Besides Craik and coworkers, important contributions to cyclotide research have been made by a number of other groups, including those of Lars Bohlin, head of the department of medicinal chemistry at Uppsala University, Sweden; and Kirk R. Gustafson, principal investigator in the Molecular Targets Development Program at the National Cancer Institute, Frederick, Md.

Cyclotides have been found to have a range of bioactivities, from insecticidal, antimicrobial, and anti-HIV functions to neurotensin binding and hemolytic activity, suggesting potential therapeutic and agricultural applications.

To pursue such applications, Craik founded two companies--Kalthera and Cyclagen, both in Brisbane, Australia--as spin-offs of the Institute for Molecular Bioscience at the University of Queensland. Kalthera uses cyclization technology to stabilize peptide-based pharmaceuticals, either by cyclizing the peptides directly or by grafting them onto cyclotide-like protein frameworks. The company "is currently seeking partnerships with pharma and biotech companies for specific therapeutic applications," ranging from cancer (antiangiogenesis) and multiple sclerosis to inflammation, Craik says.

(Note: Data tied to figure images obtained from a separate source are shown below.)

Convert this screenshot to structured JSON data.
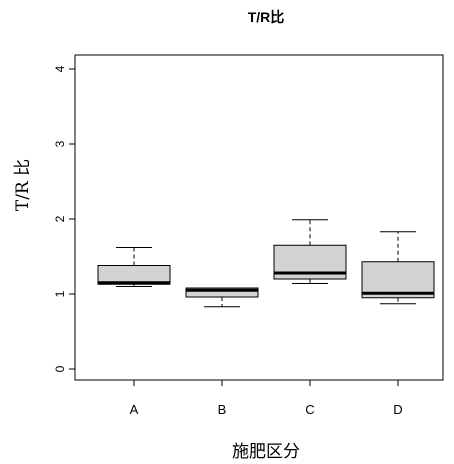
{
  "chart_data": {
    "type": "box",
    "title": "T/R比",
    "xlabel": "施肥区分",
    "ylabel": "T/R 比",
    "ylim": [
      0,
      4
    ],
    "yticks": [
      "0",
      "1",
      "2",
      "3",
      "4"
    ],
    "categories": [
      "A",
      "B",
      "C",
      "D"
    ],
    "boxes": [
      {
        "category": "A",
        "whisker_low": 1.1,
        "q1": 1.13,
        "median": 1.15,
        "q3": 1.38,
        "whisker_high": 1.62
      },
      {
        "category": "B",
        "whisker_low": 0.83,
        "q1": 0.96,
        "median": 1.05,
        "q3": 1.08,
        "whisker_high": 1.08
      },
      {
        "category": "C",
        "whisker_low": 1.14,
        "q1": 1.2,
        "median": 1.28,
        "q3": 1.65,
        "whisker_high": 1.99
      },
      {
        "category": "D",
        "whisker_low": 0.87,
        "q1": 0.95,
        "median": 1.01,
        "q3": 1.43,
        "whisker_high": 1.83
      }
    ],
    "box_fill": "#d3d3d3",
    "grid": false,
    "legend": "none"
  }
}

And Cyclagen hopes to exploit the natural insecticidal activity of cyclotides to protect crop plants from insect attack. Cyclagen researchers are transferring cyclotide genes into cotton to provide built-in protection against Heliothis pests, which cause up to 15% of preharvest destruction of cotton crops. The company is seeking partnerships with agbiotech firms for a variety of other crop applications as well.

Which just goes to show that circular reasoning can certainly have its advantages. In fact, when it comes to cyclized peptides and proteins, "there are endless possibilities, really," Craik says. "Sorry--I couldn't resist."